First, Don Boorleone.
The portmanteau slam. From Tim Pierce on Facebook yesterday, about the Atlanta GA mug shot of defendant P01135809 in the Fani Willis indictment of Helmet Grabpussy and 18 others on RICO — criminal racketeering — charges (the mug shot will appear below, in a display of faces):
— TP: At last, a picture of Don Boorleone that I can truly admire.
— AZ > TP: Is Don Boorleone — a portmanteau of Don Corleone and boor — your own epithet for this person (like my Helmet Grabpussy)? Google finds no cites for it.
— TP > AZ: it’s my invention, though I wouldn’t be surprised to see that someone else thought of it independently. (I also liked it because his name is, well, Don.)
About Don Corleone, from Wikipedia:
(#1) Marlon Brando as Don Corleone (photo: Paramount / Kobal / Shutterstock)Vito Corleone (born Vito Andolini) is a fictional character in Mario Puzo’s 1969 novel The Godfather and in the first two of Francis Ford Coppola’s film trilogy. Vito is originally portrayed by Marlon Brando in the 1972 film The Godfather, and later by Oreste Baldini as a boy and by Robert De Niro as a young man in The Godfather Part II (1974). He is an orphaned Sicilian immigrant who builds a Mafia empire.
… Vito oversees a business founded on gambling, bootlegging, prostitution, and union corruption, but he is known as a kind, generous man who lives by a strict moral code of loyalty to friends and, above all, family. He is also known as a traditionalist who demands respect commensurate with his status; even his closest friends refer to him as “Godfather” or “Don Corleone” rather than “Vito”.
The scowl of the Don.

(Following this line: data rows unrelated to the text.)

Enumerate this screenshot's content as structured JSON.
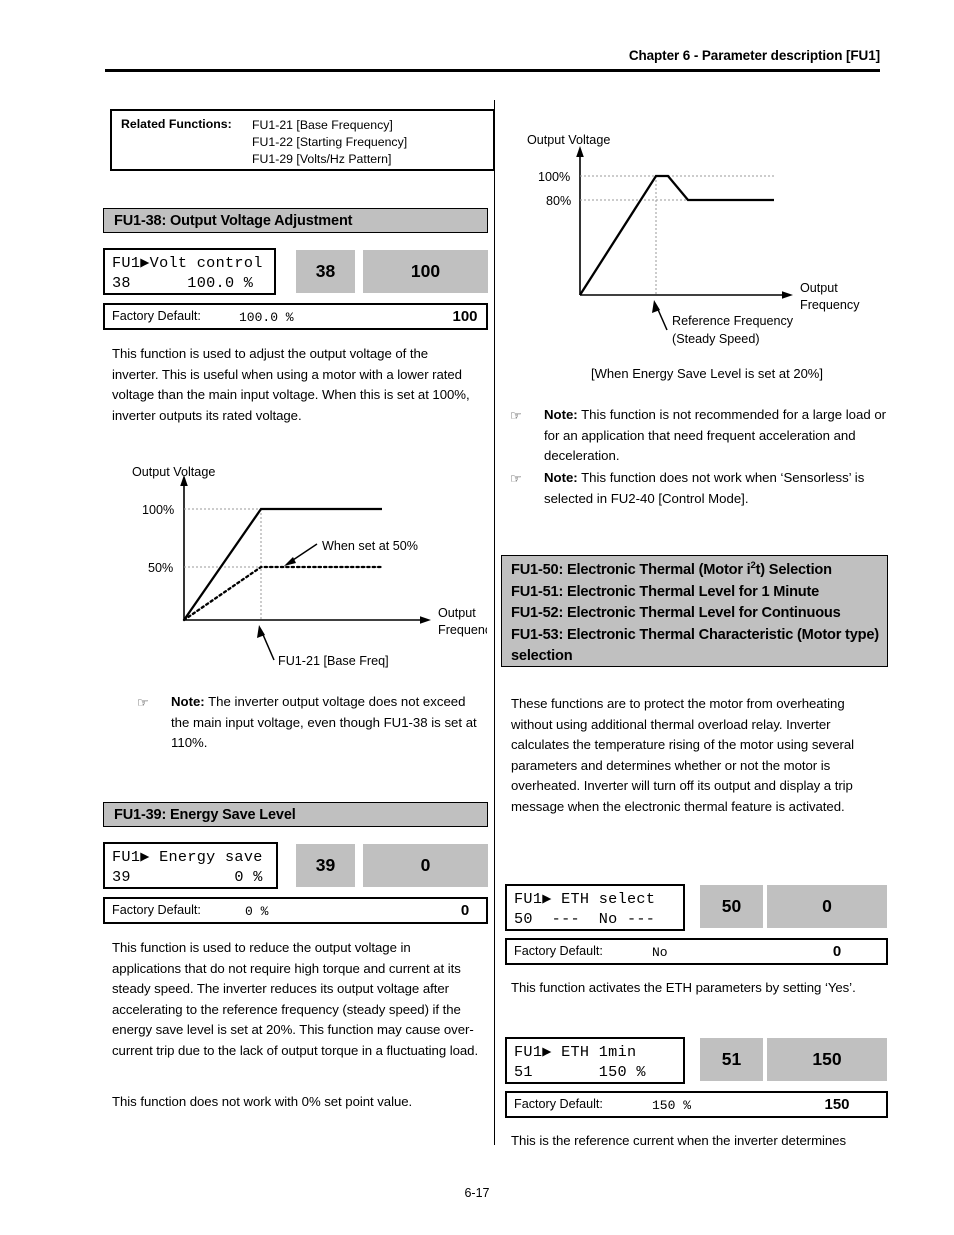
{
  "header": {
    "chapter_title": "Chapter 6 - Parameter description [FU1]"
  },
  "footer": {
    "page_number": "6-17"
  },
  "related_functions": {
    "label": "Related Functions:",
    "items": [
      "FU1-21 [Base Frequency]",
      "FU1-22 [Starting Frequency]",
      "FU1-29 [Volts/Hz Pattern]"
    ]
  },
  "sections": {
    "fu1_38": {
      "heading": "FU1-38: Output Voltage Adjustment",
      "keypad": {
        "line1": "FU1▶Volt control",
        "line2": "38      100.0 %",
        "code": "38",
        "value": "100"
      },
      "factory_default": {
        "label": "Factory Default:",
        "value_text": "100.0 %",
        "value_num": "100"
      },
      "body": "This function is used to adjust the output voltage of the inverter. This is useful when using a motor with a lower rated voltage than the main input voltage. When this is set at 100%, inverter outputs its rated voltage.",
      "note": {
        "prefix": "Note:",
        "text": " The inverter output voltage does not exceed the main input voltage, even though FU1-38 is set at 110%."
      }
    },
    "fu1_39": {
      "heading": "FU1-39: Energy Save Level",
      "keypad": {
        "line1": "FU1▶ Energy save",
        "line2": "39           0 %",
        "code": "39",
        "value": "0"
      },
      "factory_default": {
        "label": "Factory Default:",
        "value_text": "0 %",
        "value_num": "0"
      },
      "body": "This function is used to reduce the output voltage in applications that do not require high torque and current at its steady speed. The inverter reduces its output voltage after accelerating to the reference frequency (steady speed) if the energy save level is set at 20%. This function may cause over-current trip due to the lack of output torque in a fluctuating load.",
      "body2": "This function does not work with 0% set point value."
    },
    "fu1_50_53": {
      "heading_lines": [
        "FU1-50: Electronic Thermal (Motor i²t) Selection",
        "FU1-51: Electronic Thermal Level for 1 Minute",
        "FU1-52: Electronic Thermal Level for Continuous",
        "FU1-53: Electronic Thermal Characteristic (Motor type) selection"
      ],
      "body": "These functions are to protect the motor from overheating without using additional thermal overload relay. Inverter calculates the temperature rising of the motor using several parameters and determines whether or not the motor is overheated. Inverter will turn off its output and display a trip message when the electronic thermal feature is activated.",
      "keypad_50": {
        "line1": "FU1▶ ETH select",
        "line2": "50  ---  No ---",
        "code": "50",
        "value": "0"
      },
      "factory_default_50": {
        "label": "Factory Default:",
        "value_text": "No",
        "value_num": "0"
      },
      "body_50": "This function activates the ETH parameters by setting ‘Yes’.",
      "keypad_51": {
        "line1": "FU1▶ ETH 1min",
        "line2": "51       150 %",
        "code": "51",
        "value": "150"
      },
      "factory_default_51": {
        "label": "Factory Default:",
        "value_text": "150 %",
        "value_num": "150"
      },
      "body_51": "This is the reference current when the inverter determines"
    }
  },
  "notes_right": [
    {
      "prefix": "Note:",
      "text": " This function is not recommended for a large load or for an application that need frequent acceleration and deceleration."
    },
    {
      "prefix": "Note:",
      "text": " This function does not work when ‘Sensorless’ is selected in FU2-40 [Control Mode]."
    }
  ],
  "chart_data": [
    {
      "id": "fu1-38-graph",
      "type": "line",
      "title": "",
      "xlabel": "Output Frequency",
      "ylabel": "Output Voltage",
      "ytick_labels": [
        "100%",
        "50%"
      ],
      "grid": true,
      "annotations": [
        {
          "text": "When set at 50%",
          "target": "dotted-curve"
        },
        {
          "text": "FU1-21 [Base Freq]",
          "target": "x-axis-base-frequency"
        }
      ],
      "series": [
        {
          "name": "100% setting",
          "style": "solid",
          "points": [
            [
              0,
              0
            ],
            [
              0.42,
              100
            ],
            [
              1.0,
              100
            ]
          ]
        },
        {
          "name": "When set at 50%",
          "style": "dotted",
          "points": [
            [
              0,
              0
            ],
            [
              0.42,
              50
            ],
            [
              1.0,
              50
            ]
          ]
        }
      ]
    },
    {
      "id": "fu1-39-graph",
      "type": "line",
      "title": "",
      "caption": "[When Energy Save Level is set at 20%]",
      "xlabel": "Output Frequency",
      "ylabel": "Output Voltage",
      "ytick_labels": [
        "100%",
        "80%"
      ],
      "grid": true,
      "annotations": [
        {
          "text": "Reference Frequency",
          "target": "x-axis-reference-frequency"
        },
        {
          "text": "(Steady Speed)",
          "target": "x-axis-reference-frequency"
        }
      ],
      "series": [
        {
          "name": "Energy save 20%",
          "style": "solid",
          "points": [
            [
              0,
              0
            ],
            [
              0.4,
              100
            ],
            [
              0.46,
              100
            ],
            [
              0.56,
              80
            ],
            [
              1.0,
              80
            ]
          ]
        }
      ]
    }
  ]
}
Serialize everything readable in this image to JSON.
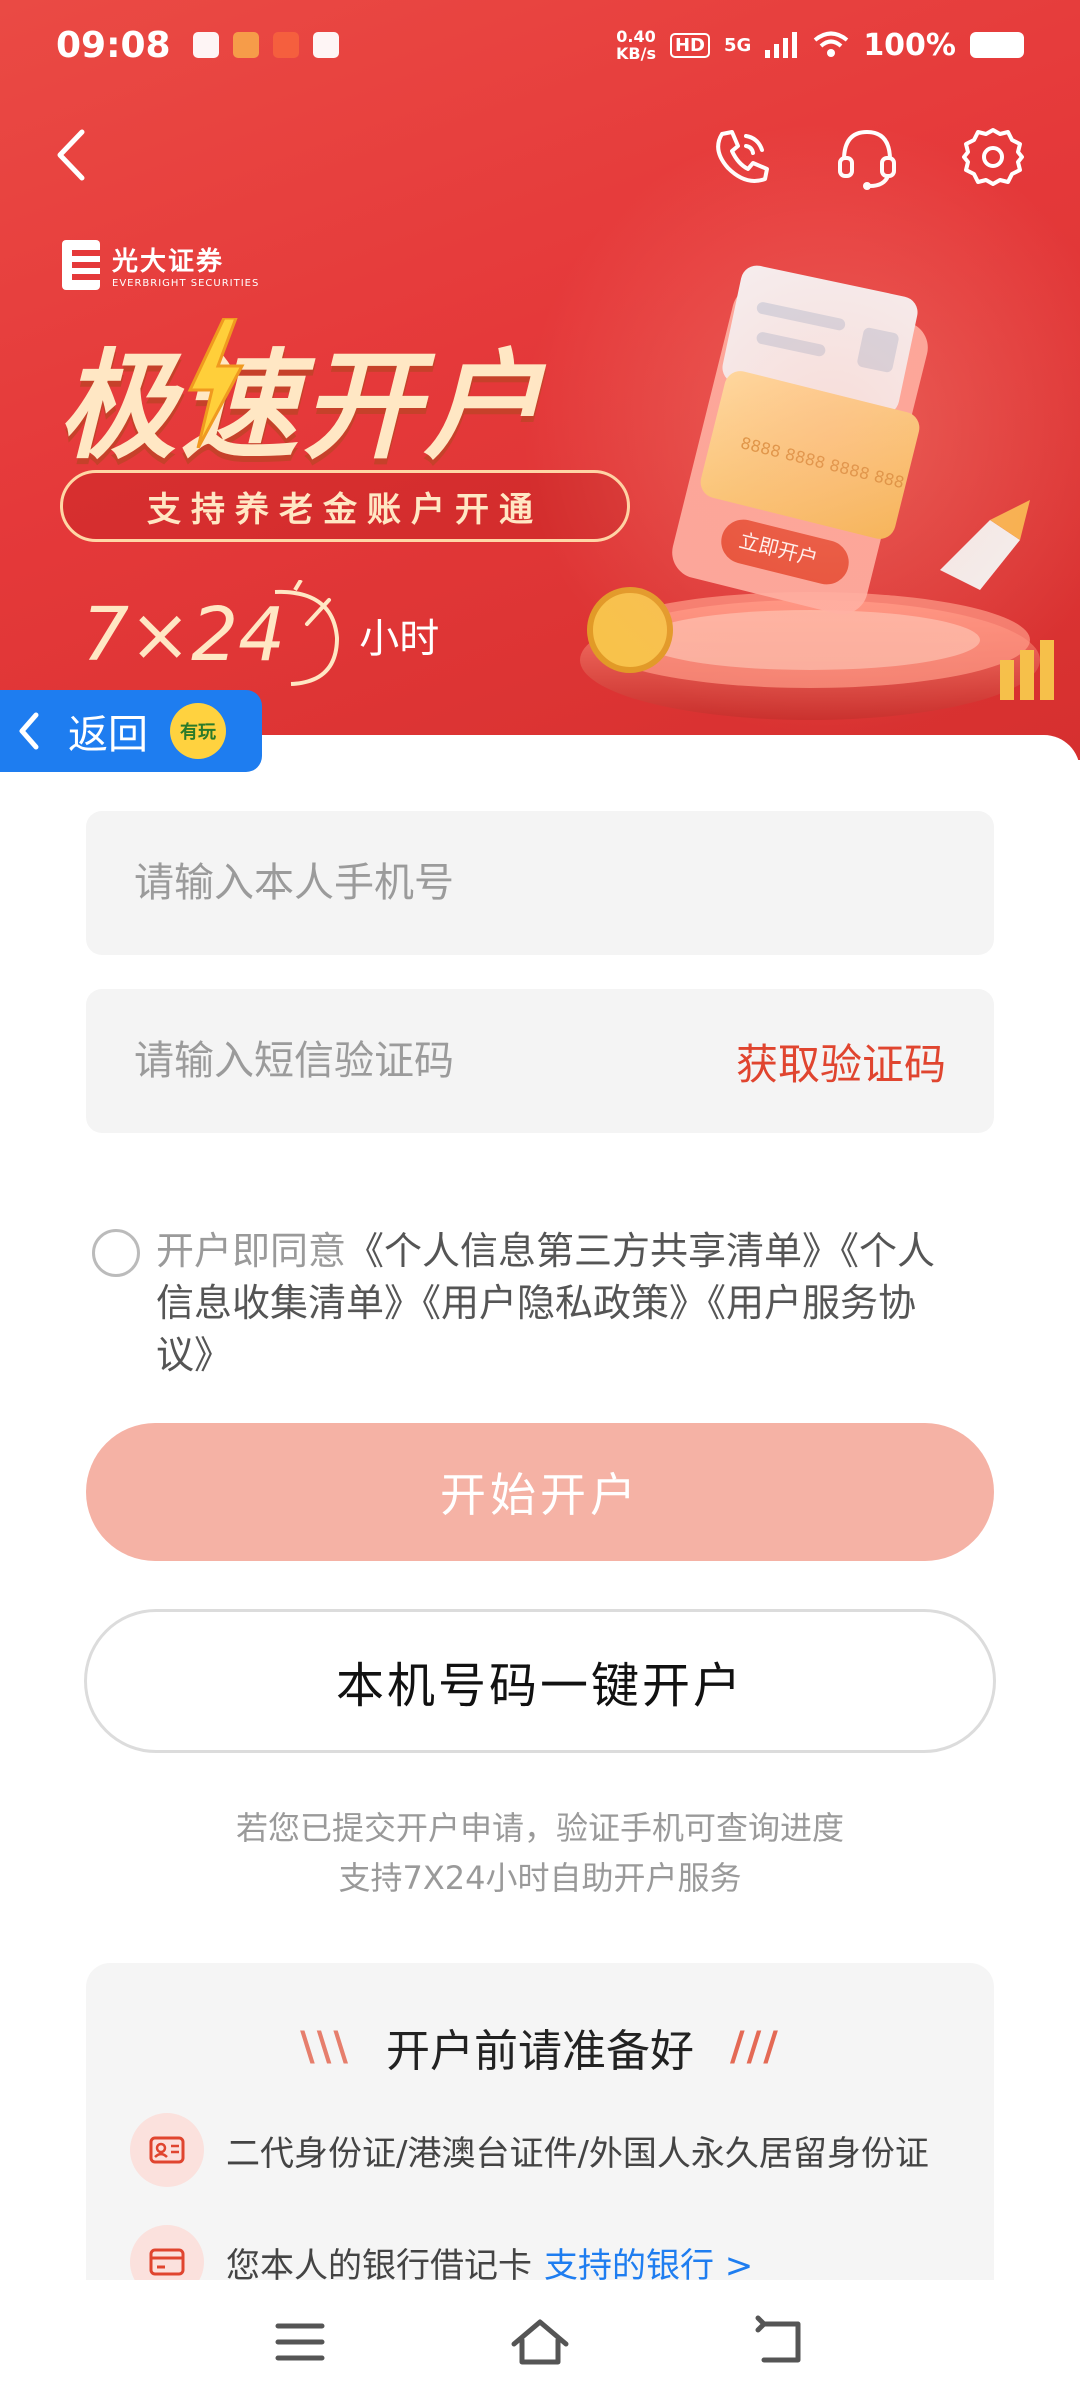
{
  "status_bar": {
    "time": "09:08",
    "net_speed": "0.40\nKB/s",
    "hd": "HD",
    "signal": "5G",
    "battery": "100%"
  },
  "banner": {
    "brand_cn": "光大证券",
    "brand_en": "EVERBRIGHT SECURITIES",
    "headline": "极速开户",
    "pill": "支持养老金账户开通",
    "hours_number": "7×24",
    "hours_unit": "小时",
    "card_label": "立即开户",
    "card_number": "8888 8888 8888 888"
  },
  "float_back": {
    "label": "返回",
    "avatar": "有玩"
  },
  "form": {
    "phone_placeholder": "请输入本人手机号",
    "sms_placeholder": "请输入短信验证码",
    "get_code": "获取验证码",
    "agree_prefix": "开户即同意",
    "agree_links": "《个人信息第三方共享清单》《个人信息收集清单》《用户隐私政策》《用户服务协议》",
    "start_button": "开始开户",
    "one_click_button": "本机号码一键开户",
    "hint_line1": "若您已提交开户申请，验证手机可查询进度",
    "hint_line2": "支持7X24小时自助开户服务"
  },
  "prepare": {
    "title": "开户前请准备好",
    "items": [
      {
        "text": "二代身份证/港澳台证件/外国人永久居留身份证",
        "link": ""
      },
      {
        "text": "您本人的银行借记卡",
        "link": "支持的银行 >"
      }
    ]
  },
  "colors": {
    "banner_red": "#e5393a",
    "accent_red": "#e0452f",
    "primary_disabled": "#f5b2a5",
    "link_blue": "#1e7df0"
  }
}
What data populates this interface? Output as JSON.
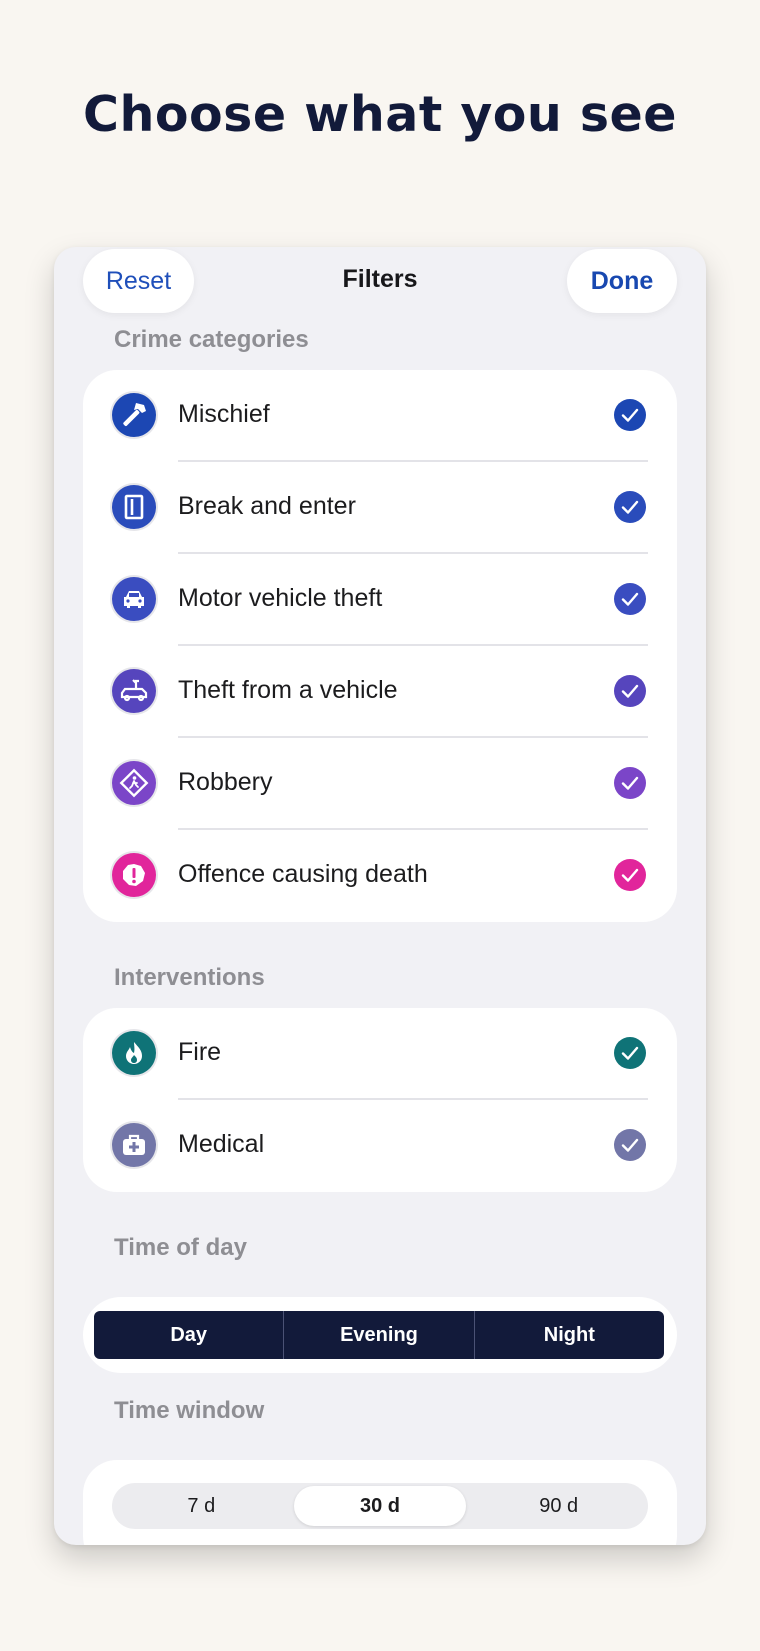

This observation from Fabio D’Aleo on Facebook yesterday (passed along to me by Hana Filip):
(#2) Kubrick stares from A CLOCKWORK ORANGE, THE SHINING, and FULL METAL JACKET; plus Don Boorleone’s mug shot scowl“The Kubrick Stare” is one of director Stanley Kubrick’s most recogizable directorial techniques. A method of shot composition where a character stares at the camera with a forward tilt, to convey to the audience that they are at the peak of their derangement.